Hugh Winkler holding forth on computing and the Web

Monday, September 26, 2005

Technorati. Sigh.

If I do a Technorati search for some URL (say, this blog), I get the Technorati search page. In the upper right I notice an image "Add to watch list". That's right, if I click the link, the browser will do an HTTP GET on URL http://technorati.com/watchlist/add/hughw.blogspot.com, and change my watch list. I guess it must be a good thing that the above URL modifies your watchlist, not mine, if you click it. Although a lot of people would call it a bad thing for your identity cookie to make an URL identify one resource for me, another resource for you. I guess if you're going to introduce side effects for GET, you might as well fix it by making the URI identify multiple resources.

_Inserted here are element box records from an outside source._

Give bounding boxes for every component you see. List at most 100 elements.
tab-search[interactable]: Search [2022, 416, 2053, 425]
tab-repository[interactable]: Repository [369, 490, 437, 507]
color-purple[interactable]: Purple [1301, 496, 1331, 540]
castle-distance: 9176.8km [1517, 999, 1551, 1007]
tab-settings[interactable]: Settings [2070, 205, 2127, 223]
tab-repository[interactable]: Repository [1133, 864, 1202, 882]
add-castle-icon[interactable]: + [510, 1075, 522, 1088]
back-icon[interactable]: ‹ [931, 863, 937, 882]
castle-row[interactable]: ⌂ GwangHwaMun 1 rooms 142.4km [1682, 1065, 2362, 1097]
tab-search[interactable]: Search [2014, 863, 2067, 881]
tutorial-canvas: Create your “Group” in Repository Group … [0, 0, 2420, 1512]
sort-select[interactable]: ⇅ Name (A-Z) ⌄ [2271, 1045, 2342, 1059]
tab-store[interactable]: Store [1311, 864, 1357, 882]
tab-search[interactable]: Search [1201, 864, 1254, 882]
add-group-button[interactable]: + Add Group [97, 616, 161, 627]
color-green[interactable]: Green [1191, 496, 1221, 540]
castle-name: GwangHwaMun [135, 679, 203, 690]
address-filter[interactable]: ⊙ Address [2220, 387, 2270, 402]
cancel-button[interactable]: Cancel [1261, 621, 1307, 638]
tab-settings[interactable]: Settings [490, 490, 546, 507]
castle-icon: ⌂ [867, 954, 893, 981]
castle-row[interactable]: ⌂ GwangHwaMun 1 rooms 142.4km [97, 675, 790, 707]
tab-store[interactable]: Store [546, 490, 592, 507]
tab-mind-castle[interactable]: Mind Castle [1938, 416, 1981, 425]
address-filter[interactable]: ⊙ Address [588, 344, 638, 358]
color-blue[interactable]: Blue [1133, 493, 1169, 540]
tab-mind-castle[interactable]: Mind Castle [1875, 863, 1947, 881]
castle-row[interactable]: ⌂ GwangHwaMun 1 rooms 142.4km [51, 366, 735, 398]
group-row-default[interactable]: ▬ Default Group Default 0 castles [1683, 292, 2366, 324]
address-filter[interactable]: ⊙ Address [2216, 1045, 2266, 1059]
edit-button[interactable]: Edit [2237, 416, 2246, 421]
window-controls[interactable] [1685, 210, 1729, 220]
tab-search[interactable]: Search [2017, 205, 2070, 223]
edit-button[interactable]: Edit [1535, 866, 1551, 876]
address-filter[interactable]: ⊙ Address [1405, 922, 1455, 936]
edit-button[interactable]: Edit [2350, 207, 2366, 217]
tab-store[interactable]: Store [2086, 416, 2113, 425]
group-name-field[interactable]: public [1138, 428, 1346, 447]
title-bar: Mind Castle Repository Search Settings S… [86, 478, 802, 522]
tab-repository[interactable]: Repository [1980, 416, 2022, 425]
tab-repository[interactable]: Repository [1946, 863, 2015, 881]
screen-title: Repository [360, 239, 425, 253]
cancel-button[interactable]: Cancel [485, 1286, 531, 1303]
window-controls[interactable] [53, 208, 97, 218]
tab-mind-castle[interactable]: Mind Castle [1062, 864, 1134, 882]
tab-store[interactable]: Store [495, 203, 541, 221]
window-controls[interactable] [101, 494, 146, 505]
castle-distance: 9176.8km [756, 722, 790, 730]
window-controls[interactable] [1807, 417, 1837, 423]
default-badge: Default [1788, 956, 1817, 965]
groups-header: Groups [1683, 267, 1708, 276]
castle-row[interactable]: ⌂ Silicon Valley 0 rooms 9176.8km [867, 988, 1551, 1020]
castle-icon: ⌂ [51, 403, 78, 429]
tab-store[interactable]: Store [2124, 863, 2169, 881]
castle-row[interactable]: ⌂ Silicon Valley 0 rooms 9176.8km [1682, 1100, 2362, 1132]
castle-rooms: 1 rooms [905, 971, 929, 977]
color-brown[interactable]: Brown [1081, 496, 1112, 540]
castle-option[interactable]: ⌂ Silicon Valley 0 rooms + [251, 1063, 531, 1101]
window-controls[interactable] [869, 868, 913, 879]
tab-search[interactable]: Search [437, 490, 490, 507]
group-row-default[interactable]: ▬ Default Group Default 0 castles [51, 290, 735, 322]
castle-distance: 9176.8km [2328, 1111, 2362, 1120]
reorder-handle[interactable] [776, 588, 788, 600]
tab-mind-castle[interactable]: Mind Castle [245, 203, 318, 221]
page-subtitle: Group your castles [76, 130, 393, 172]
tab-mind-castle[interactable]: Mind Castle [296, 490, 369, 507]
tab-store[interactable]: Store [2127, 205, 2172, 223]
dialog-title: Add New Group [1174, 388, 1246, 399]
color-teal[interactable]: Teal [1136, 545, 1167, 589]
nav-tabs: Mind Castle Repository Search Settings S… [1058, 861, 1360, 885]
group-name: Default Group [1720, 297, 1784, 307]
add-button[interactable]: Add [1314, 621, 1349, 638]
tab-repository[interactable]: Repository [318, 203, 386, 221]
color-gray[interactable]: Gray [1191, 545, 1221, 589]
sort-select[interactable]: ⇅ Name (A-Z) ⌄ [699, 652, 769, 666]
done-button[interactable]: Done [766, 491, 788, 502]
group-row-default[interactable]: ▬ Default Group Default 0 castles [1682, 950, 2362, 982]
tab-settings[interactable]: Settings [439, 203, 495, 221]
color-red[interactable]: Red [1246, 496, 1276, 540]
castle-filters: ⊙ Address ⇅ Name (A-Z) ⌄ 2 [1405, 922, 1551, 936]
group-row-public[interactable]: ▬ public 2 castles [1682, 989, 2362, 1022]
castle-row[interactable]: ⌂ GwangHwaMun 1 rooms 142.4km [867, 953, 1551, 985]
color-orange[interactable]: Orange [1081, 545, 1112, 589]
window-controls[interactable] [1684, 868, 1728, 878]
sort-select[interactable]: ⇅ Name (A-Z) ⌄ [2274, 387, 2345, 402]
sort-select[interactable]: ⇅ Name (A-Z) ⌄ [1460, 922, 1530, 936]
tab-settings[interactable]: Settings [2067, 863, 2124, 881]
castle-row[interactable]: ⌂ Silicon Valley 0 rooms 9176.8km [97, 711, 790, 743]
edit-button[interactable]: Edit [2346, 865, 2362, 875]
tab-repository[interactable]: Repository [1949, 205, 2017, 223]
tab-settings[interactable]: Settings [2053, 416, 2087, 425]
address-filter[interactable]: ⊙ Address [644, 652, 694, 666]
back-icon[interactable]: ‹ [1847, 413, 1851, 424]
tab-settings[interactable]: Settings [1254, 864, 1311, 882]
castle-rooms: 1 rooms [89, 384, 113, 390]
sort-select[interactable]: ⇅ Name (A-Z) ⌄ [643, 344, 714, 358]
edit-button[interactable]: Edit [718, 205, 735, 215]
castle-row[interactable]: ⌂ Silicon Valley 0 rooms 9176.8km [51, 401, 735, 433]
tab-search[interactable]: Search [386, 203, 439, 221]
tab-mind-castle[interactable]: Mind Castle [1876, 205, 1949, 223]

Update: I could be off base with the side effects argument. The side effect of clicking the link N times really is the same as clicking it once, which is all RFC 2616 asks. Something in me reacted to having clicking a link change some state, but I guess I shouldn't get my panties in a bunch about it. Still, the URL identifies your watch list for you, and my watch list for me. That's wrong, isn't it?

3 comments:

Mark Baker said...

You were right to begin with; it's bad for GET to have a state-changing result like the one you describe (i.e. one whereby the responsibility of the change falls on you). See section 9.1.1 of RFC 2616 instead of 9.1.2.

Anonymous said...

You've described idempotency, actually. HTTP does require that GET is safe as well. Specifically, that the user is intending and aware that the effects will occur when the GET is done. Watchlist modification is not in that camp.

WRT to the RESTfulness of the URI, it's up to the server to define the authority of the URIs they generate... so who can complain? :)

--
...jsled
http://asynchronous.org/jsled

hughw said...

Got it, guys. I knew in my bones it was wrong. Just can't read a spec.